Step 7 — Health Facility Registry (HFR)
Your platform — or your partner facilities — should register on the Health Facility Registry. This produces an HFR ID that becomes part of the metadata for every record exchanged through the ABDM gateway. It also positions you to participate in cross-platform care continuity flows as the network matures.
Step 8 — Payment, refund, and grievance
The Telemedicine Practice Guidelines require:
- Clear pre-consultation disclosure of fees
- Refund policy if the consultation cannot be completed
- A named grievance redressal officer
- Reasonable response timelines
Build the payment, refund and grievance handling as first-class features, not afterthoughts.
Step 9 — Security and privacy
Telemedicine handles sensitive personal data and (under the DPDP Act 2023 framework) sensitive personal information. Non-negotiables:
- End-to-end encrypted video and chat
- At-rest encryption of records, with key management documented
- Role-based access (only the treating doctor sees the record)

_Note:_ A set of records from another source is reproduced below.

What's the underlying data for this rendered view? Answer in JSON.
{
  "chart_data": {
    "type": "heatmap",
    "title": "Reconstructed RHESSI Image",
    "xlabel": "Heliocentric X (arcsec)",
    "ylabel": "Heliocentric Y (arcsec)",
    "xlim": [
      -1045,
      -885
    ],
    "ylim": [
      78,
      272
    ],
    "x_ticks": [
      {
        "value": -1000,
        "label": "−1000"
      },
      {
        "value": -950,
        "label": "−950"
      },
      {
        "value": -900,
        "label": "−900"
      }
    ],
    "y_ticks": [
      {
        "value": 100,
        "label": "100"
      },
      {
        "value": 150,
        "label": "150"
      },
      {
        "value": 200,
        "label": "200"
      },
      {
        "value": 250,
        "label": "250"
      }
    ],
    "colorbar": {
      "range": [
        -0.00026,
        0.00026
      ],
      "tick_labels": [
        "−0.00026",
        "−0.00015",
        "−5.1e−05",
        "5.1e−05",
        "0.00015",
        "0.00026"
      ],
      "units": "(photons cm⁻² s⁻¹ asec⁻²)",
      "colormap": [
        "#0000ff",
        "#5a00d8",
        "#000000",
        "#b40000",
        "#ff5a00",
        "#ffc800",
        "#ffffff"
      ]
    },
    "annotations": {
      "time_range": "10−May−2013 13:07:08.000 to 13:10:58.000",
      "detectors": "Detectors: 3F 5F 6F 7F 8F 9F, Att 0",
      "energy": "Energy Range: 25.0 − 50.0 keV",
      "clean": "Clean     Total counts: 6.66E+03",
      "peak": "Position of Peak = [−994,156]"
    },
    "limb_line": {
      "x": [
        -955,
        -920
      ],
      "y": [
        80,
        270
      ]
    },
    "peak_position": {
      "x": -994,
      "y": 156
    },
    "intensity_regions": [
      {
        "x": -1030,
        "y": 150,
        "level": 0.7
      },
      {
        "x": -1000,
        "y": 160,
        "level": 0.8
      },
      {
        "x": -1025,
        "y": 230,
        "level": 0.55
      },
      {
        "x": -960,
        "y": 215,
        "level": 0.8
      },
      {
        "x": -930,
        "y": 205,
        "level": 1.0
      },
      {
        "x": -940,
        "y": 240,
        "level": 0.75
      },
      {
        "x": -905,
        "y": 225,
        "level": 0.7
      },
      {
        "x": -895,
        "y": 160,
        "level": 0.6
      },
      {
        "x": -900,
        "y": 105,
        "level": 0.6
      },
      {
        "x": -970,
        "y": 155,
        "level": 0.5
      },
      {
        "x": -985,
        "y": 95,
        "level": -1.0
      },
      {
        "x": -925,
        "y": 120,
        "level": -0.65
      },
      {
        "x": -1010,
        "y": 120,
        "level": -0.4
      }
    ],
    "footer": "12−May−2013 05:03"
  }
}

- Audit logs of every access (immutable)
- Data localisation per the operative legal framework
Step 10 — The tech stack that actually ships
Components you must build or buy:
- Video infrastructure (low-latency, India PoPs, recording)
- Patient app (web + mobile)
- Doctor app (with prescribing UI and category-aware prompts)
- ABDM gateway integration (ABHA, HPR, HFR, consent manager)
- Payment integration
- E-prescription with digital signature
- Records repository (encrypted)
- Admin / compliance dashboard
CTA: OpenMalo’s telemedicine module ships with ABDM integration, the Telemedicine Practice Guidelines-aware prescribing UI, and the video infrastructure pre-built. See the module →
Closing
The bar for “compliant telemedicine in India” is higher than it was five years ago, and that is a good thing — the platforms that build to the Telemedicine Practice Guidelines and ABDM architecture are the ones that will compound trust with patients, doctors, and insurers. Treat the framework as a feature spec.